There is cusping of the canvas weave on all sides of the painting.1 The original tacking margins are no longer present on the edges of the stretcher. The painting has a glue composition lining, which from its style probably dates from the late nineteenth century. A restorer’s label on the back of the stretcher, which looks contemporary with the lining, records ‘L. B. TAYLOR / 18 Ir [?…..] Sq. / MANCHESTER / EXPERT ART / PICTURE / RESTORER.’, printed on a shield-shaped label. Bar-cracks parallel to the edges of the painting indicate that the original stretcher bars were 63 mm wide (2 ½ inches). At the top of the picture the bar mark is 89 mm (3 ½ inches) from the actual top edge of the painting; examination of the X-radiograph gives the explanation that the top tacking margin was folded out to form part of the picture plane some time after the painting was finished. It is supported by the lining and has been overpainted to look like a continuation of the original image. The painting’s original dimensions would therefore have been approximately 25 mm less in height, making them approximately 1750 x 1486 mm.

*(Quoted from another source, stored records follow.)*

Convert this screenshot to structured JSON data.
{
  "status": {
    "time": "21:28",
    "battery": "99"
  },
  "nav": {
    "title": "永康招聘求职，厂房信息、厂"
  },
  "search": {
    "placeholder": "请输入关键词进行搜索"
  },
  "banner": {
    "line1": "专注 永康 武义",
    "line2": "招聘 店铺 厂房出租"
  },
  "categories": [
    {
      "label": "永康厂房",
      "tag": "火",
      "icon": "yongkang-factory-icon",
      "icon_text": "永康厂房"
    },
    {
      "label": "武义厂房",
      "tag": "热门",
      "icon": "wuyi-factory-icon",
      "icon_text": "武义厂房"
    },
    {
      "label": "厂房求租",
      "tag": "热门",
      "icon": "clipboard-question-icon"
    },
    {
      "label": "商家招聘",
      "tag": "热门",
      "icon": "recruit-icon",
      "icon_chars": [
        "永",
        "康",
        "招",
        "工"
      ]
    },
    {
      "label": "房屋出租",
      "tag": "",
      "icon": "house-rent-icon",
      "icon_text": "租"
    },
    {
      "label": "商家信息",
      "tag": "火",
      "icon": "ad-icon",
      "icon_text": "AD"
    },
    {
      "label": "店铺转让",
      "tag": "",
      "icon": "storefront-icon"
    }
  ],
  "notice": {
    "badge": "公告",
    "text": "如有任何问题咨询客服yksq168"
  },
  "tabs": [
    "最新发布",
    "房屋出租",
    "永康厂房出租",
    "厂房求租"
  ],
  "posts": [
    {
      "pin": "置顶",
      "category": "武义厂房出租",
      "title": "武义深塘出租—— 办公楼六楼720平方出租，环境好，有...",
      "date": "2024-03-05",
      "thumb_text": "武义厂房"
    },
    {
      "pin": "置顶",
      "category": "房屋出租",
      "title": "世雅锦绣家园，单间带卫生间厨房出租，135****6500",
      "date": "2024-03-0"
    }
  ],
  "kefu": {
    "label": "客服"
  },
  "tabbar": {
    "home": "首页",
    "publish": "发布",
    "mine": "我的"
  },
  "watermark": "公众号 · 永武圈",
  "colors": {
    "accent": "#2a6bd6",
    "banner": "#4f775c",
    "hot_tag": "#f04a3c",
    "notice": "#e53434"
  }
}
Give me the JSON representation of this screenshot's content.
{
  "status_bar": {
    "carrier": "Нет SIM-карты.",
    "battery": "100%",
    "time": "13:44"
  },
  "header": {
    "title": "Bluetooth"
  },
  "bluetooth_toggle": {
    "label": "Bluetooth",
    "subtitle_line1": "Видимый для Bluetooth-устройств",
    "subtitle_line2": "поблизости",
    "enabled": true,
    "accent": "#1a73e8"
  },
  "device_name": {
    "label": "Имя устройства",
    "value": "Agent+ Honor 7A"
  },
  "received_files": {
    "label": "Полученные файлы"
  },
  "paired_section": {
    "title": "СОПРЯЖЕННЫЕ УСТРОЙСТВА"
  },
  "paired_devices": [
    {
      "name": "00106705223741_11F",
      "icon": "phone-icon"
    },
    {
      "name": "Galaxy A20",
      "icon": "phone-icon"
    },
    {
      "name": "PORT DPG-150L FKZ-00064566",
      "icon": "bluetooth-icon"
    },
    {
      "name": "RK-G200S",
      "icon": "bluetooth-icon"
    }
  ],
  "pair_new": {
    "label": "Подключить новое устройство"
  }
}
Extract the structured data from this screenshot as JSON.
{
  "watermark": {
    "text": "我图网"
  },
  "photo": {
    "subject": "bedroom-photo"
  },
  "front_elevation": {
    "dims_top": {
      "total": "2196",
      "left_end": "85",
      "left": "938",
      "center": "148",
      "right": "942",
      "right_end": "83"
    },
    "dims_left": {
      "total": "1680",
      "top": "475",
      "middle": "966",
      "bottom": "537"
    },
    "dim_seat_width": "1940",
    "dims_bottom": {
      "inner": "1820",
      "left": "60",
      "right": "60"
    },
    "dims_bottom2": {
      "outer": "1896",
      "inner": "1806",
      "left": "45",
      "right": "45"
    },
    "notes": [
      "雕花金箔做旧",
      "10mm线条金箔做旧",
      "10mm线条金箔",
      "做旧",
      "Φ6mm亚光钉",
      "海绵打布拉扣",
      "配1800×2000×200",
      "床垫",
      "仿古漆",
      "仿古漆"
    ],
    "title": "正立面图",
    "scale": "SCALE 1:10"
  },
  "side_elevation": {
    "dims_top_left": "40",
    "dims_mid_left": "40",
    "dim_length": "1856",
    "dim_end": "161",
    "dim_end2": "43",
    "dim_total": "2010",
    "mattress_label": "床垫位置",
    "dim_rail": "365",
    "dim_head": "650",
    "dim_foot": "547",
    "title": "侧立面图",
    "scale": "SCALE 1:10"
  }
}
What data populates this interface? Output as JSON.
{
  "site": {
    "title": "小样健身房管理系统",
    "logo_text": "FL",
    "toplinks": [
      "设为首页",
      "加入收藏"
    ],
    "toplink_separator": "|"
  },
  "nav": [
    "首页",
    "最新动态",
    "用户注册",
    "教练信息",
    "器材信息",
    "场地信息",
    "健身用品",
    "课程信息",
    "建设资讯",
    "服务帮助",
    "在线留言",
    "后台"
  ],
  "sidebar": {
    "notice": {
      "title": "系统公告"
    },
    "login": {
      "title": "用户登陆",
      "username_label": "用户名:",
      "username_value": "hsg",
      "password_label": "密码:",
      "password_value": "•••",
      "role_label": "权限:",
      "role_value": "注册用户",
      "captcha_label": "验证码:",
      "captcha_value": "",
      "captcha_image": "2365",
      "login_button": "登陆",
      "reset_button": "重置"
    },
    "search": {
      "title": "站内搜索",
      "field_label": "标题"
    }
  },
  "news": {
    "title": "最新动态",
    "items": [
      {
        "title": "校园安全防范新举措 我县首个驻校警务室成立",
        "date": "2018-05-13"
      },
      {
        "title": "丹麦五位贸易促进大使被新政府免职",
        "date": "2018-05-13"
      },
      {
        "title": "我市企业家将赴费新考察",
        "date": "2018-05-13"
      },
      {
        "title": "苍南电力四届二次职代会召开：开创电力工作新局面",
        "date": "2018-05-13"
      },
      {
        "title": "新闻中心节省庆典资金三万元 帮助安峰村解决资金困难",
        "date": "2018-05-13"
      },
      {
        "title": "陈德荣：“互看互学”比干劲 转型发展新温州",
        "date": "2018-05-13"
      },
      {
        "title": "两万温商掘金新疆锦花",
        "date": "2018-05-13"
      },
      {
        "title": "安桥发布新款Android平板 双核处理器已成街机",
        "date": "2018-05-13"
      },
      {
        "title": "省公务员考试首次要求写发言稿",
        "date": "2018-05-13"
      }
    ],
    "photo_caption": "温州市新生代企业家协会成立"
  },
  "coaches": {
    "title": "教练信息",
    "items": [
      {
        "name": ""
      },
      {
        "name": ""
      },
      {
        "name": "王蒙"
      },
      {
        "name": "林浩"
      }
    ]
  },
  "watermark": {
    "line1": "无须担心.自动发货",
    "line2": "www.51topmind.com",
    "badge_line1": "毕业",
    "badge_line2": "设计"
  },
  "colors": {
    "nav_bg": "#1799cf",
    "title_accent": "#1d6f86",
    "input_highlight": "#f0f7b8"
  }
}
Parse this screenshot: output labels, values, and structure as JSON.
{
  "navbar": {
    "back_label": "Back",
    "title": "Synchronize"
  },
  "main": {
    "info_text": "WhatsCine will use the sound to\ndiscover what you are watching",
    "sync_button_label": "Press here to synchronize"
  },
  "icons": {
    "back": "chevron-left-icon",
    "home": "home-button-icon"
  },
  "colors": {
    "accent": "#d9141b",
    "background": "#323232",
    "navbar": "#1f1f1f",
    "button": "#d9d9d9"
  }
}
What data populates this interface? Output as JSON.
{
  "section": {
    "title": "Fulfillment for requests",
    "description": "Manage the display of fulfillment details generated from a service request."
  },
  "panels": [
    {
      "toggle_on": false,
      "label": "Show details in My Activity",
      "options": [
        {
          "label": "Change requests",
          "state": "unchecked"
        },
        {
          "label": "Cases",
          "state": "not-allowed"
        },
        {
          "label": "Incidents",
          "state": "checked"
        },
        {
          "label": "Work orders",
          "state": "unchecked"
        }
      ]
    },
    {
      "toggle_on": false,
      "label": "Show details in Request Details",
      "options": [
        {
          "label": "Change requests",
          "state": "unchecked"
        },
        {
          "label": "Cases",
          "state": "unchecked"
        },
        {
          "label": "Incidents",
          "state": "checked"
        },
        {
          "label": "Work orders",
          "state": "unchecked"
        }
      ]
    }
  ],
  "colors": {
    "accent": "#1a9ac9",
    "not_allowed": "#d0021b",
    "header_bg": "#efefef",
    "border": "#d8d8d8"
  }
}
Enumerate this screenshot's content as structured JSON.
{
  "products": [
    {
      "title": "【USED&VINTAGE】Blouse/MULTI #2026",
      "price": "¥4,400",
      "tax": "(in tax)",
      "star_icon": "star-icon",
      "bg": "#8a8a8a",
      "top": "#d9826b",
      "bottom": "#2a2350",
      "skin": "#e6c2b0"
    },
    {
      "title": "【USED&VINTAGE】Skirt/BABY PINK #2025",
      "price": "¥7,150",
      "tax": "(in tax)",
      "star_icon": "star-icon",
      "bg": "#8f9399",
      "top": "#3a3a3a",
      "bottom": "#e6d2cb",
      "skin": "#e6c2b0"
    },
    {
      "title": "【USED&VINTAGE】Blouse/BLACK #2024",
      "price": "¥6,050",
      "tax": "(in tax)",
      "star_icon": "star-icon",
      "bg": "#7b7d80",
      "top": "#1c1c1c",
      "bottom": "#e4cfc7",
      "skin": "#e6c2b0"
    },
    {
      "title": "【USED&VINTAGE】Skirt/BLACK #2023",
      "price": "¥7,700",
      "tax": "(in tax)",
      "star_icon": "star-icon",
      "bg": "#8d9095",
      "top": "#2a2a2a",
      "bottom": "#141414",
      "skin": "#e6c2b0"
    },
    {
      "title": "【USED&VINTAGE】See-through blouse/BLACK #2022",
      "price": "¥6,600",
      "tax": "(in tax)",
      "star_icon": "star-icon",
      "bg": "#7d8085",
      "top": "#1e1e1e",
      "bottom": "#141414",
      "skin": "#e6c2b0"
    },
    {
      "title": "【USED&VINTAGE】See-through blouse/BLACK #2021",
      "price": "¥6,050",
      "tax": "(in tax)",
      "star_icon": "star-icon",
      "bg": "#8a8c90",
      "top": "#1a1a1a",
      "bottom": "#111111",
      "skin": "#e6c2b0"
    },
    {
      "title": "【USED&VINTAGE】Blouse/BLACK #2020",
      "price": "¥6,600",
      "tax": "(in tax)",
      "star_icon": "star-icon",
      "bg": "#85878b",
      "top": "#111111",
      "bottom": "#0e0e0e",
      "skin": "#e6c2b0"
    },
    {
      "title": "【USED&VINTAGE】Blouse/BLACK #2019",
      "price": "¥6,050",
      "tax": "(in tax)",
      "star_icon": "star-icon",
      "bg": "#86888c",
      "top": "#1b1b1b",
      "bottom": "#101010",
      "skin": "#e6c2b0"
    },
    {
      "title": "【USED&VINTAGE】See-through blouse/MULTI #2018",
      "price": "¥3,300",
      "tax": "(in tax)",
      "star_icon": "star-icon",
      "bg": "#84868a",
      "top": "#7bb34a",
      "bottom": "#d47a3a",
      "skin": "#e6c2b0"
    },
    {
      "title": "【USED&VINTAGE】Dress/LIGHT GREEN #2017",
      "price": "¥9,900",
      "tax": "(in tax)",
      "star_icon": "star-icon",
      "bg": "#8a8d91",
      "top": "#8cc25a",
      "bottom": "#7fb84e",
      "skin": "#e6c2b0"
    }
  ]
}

The ground is beige coloured and it was applied to the sized canvas in a fairly thick, smooth layer. The ground appears to have been sealed with thin, oil-based priming (fig.5). The priming contains small amounts of lead white, chalk, black and earth colours to give a dull grey tone.2 The artist may have developed it into a dead-colouring, keeping it very thin in light toned areas such as the white and yellow drapery but applying it thickly in areas such as the column and the dark background to get a feel for the shape, the internal space and the lighting of the composition (figs.6–7). No underdrawing is evident with the microscope or infrared.
In general the paint is of a creamy consistency and was applied thickly with vigorous brushwork very much in the manner of Bol and Rembrandt, with whose work Kneller would have been familiar during his years of training in Amsterdam.
The structure varies from area to area. For the red drapery Kneller laid in thick white lead for the highlights and let them dry. Then the whole area was glazed with red lake paint, occasionally mixed with a little lead white. Up to three layers of glaze were applied for the deepest shadows and it would appear from examination of the cross-section that different types of red lake pigment were incorporated into each layer (figs.8–9).3
Examination of cross-sections in UV light indicates that the medium for most of this glaze-work was oleo-resinous. The yellow drapery is based on mixtures of lead tin yellow with yellow earth colours. The garment was built up wet-in-wet. Cross-sections from some of the dark areas in the background reveal very bright, solid underlayers which play no part in the final composition; for example the torus of the column on the right is underpainted with very bright, opaque green based on the mineral pigment malachite, some of it the variety known as spherical (fig.10). It is not clear whether these were false starts for a different sort of background or part of the process of painting. They are not clarified by the X-radiograph, which reveals no significant alterations to the visible composition.
An interesting feature of the light, opaque areas – the flesh-tones, the white and the yellow drapery – is the admixture of significant quantities of blue pigment into the paint. The blue is a mixture of smalt and ultramarine ash.4 The function of these light blue pigments may be more than tonal: smalt is known to have been used in this capacity as a drier for the oil and also as a transparent filler to add bulk to the paint without making it too opaque. Artists known to have used smalt in this way are Rembrandt, Van Ruisdael and others of the Dutch school.
The painting is covered with several thick layers of natural resin varnish, which have discoloured to a mellow brown, although they are still translucent.